Houses Passes Sweeping Child Nutrition Reauthorization Legislation

Two thumbs up for the House! Passage of the “Healthy, Hunger-Free Kids Act” is a long needed step in the right direction. Since the days when President Ronald Regan allowed school lunch programs to consider ketchup a vegetable, we’ve fed kids some of the poorest quality meals available.

I grew up on a commodities lunch program that included an awful lot of peanut butter and cheese. The traditional commodity lunch program offered very limited amounts of fresh fruits and vegetables.

Kids in school today face a different kind of program – the “junk food lunch program” – and this legislation will require schools to apply nutritional standards to all the food served in the school, not just the cafeteria lunch.

Following is the full text of the announcement.

WASHINGTON, D.C. –  – The House of Representatives today approved legislation that will make historic and urgent improvements to the nation’s federal child nutrition programs.
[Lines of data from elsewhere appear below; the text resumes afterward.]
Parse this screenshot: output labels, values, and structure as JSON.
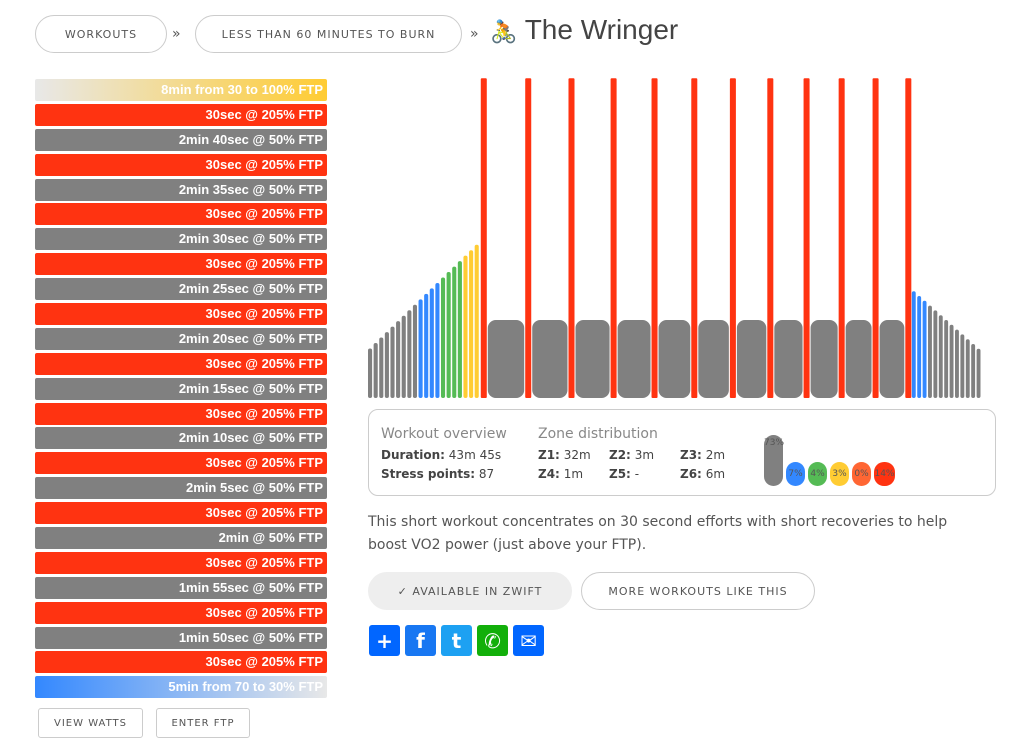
{
  "breadcrumb": {
    "items": [
      "WORKOUTS",
      "LESS THAN 60 MINUTES TO BURN"
    ],
    "separator": "»"
  },
  "title": "The Wringer",
  "title_icon": "cyclist-icon",
  "colors": {
    "z1": "#808080",
    "z2": "#3388ff",
    "z3": "#55bb55",
    "z4": "#ffcc33",
    "z5": "#ff6633",
    "z6": "#ff3311"
  },
  "segments": [
    {
      "label": "8min from 30 to 100% FTP",
      "type": "ramp",
      "dur": 480,
      "from": 30,
      "to": 100
    },
    {
      "label": "30sec @ 205% FTP",
      "type": "steady",
      "dur": 30,
      "pct": 205
    },
    {
      "label": "2min 40sec @ 50% FTP",
      "type": "steady",
      "dur": 160,
      "pct": 50
    },
    {
      "label": "30sec @ 205% FTP",
      "type": "steady",
      "dur": 30,
      "pct": 205
    },
    {
      "label": "2min 35sec @ 50% FTP",
      "type": "steady",
      "dur": 155,
      "pct": 50
    },
    {
      "label": "30sec @ 205% FTP",
      "type": "steady",
      "dur": 30,
      "pct": 205
    },
    {
      "label": "2min 30sec @ 50% FTP",
      "type": "steady",
      "dur": 150,
      "pct": 50
    },
    {
      "label": "30sec @ 205% FTP",
      "type": "steady",
      "dur": 30,
      "pct": 205
    },
    {
      "label": "2min 25sec @ 50% FTP",
      "type": "steady",
      "dur": 145,
      "pct": 50
    },
    {
      "label": "30sec @ 205% FTP",
      "type": "steady",
      "dur": 30,
      "pct": 205
    },
    {
      "label": "2min 20sec @ 50% FTP",
      "type": "steady",
      "dur": 140,
      "pct": 50
    },
    {
      "label": "30sec @ 205% FTP",
      "type": "steady",
      "dur": 30,
      "pct": 205
    },
    {
      "label": "2min 15sec @ 50% FTP",
      "type": "steady",
      "dur": 135,
      "pct": 50
    },
    {
      "label": "30sec @ 205% FTP",
      "type": "steady",
      "dur": 30,
      "pct": 205
    },
    {
      "label": "2min 10sec @ 50% FTP",
      "type": "steady",
      "dur": 130,
      "pct": 50
    },
    {
      "label": "30sec @ 205% FTP",
      "type": "steady",
      "dur": 30,
      "pct": 205
    },
    {
      "label": "2min 5sec @ 50% FTP",
      "type": "steady",
      "dur": 125,
      "pct": 50
    },
    {
      "label": "30sec @ 205% FTP",
      "type": "steady",
      "dur": 30,
      "pct": 205
    },
    {
      "label": "2min @ 50% FTP",
      "type": "steady",
      "dur": 120,
      "pct": 50
    },
    {
      "label": "30sec @ 205% FTP",
      "type": "steady",
      "dur": 30,
      "pct": 205
    },
    {
      "label": "1min 55sec @ 50% FTP",
      "type": "steady",
      "dur": 115,
      "pct": 50
    },
    {
      "label": "30sec @ 205% FTP",
      "type": "steady",
      "dur": 30,
      "pct": 205
    },
    {
      "label": "1min 50sec @ 50% FTP",
      "type": "steady",
      "dur": 110,
      "pct": 50
    },
    {
      "label": "30sec @ 205% FTP",
      "type": "steady",
      "dur": 30,
      "pct": 205
    },
    {
      "label": "5min from 70 to 30% FTP",
      "type": "ramp",
      "dur": 300,
      "from": 70,
      "to": 30
    }
  ],
  "buttons": {
    "view_watts": "VIEW WATTS",
    "enter_ftp": "ENTER FTP",
    "available": "✓ AVAILABLE IN ZWIFT",
    "more": "MORE WORKOUTS LIKE THIS"
  },
  "overview": {
    "heading": "Workout overview",
    "duration_label": "Duration:",
    "duration": "43m 45s",
    "stress_label": "Stress points:",
    "stress": "87"
  },
  "zones": {
    "heading": "Zone distribution",
    "items": [
      {
        "label": "Z1:",
        "value": "32m"
      },
      {
        "label": "Z2:",
        "value": "3m"
      },
      {
        "label": "Z3:",
        "value": "2m"
      },
      {
        "label": "Z4:",
        "value": "1m"
      },
      {
        "label": "Z5:",
        "value": "-"
      },
      {
        "label": "Z6:",
        "value": "6m"
      }
    ],
    "percents": [
      "73%",
      "7%",
      "4%",
      "3%",
      "0%",
      "14%"
    ]
  },
  "description": "This short workout concentrates on 30 second efforts with short recoveries to help boost VO2 power (just above your FTP).",
  "share": [
    {
      "icon": "plus-icon",
      "color": "#0166ff"
    },
    {
      "icon": "facebook-icon",
      "color": "#1877f2"
    },
    {
      "icon": "twitter-icon",
      "color": "#1da1f2"
    },
    {
      "icon": "whatsapp-icon",
      "color": "#12af0a"
    },
    {
      "icon": "email-icon",
      "color": "#0166ff"
    }
  ]
}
By a vote of 264 to 157, the House passed S. 3307, the Healthy, Hunger-Free Kids Act, bipartisan legislation that the Senate unanimously approved in August. President Obama has indicated he plans to sign the bill in the coming days.

The legislation dramatically improves the quality of meals children eat in school and in child care, increases the number of healthy meals available to needy children and provides the first real increase in the Federal reimbursement rate for school lunches in more than 30 years. The legislation also eliminates junk food from schools by requiring schools, for the first time, to apply nutritional standards to food served outside the cafeteria.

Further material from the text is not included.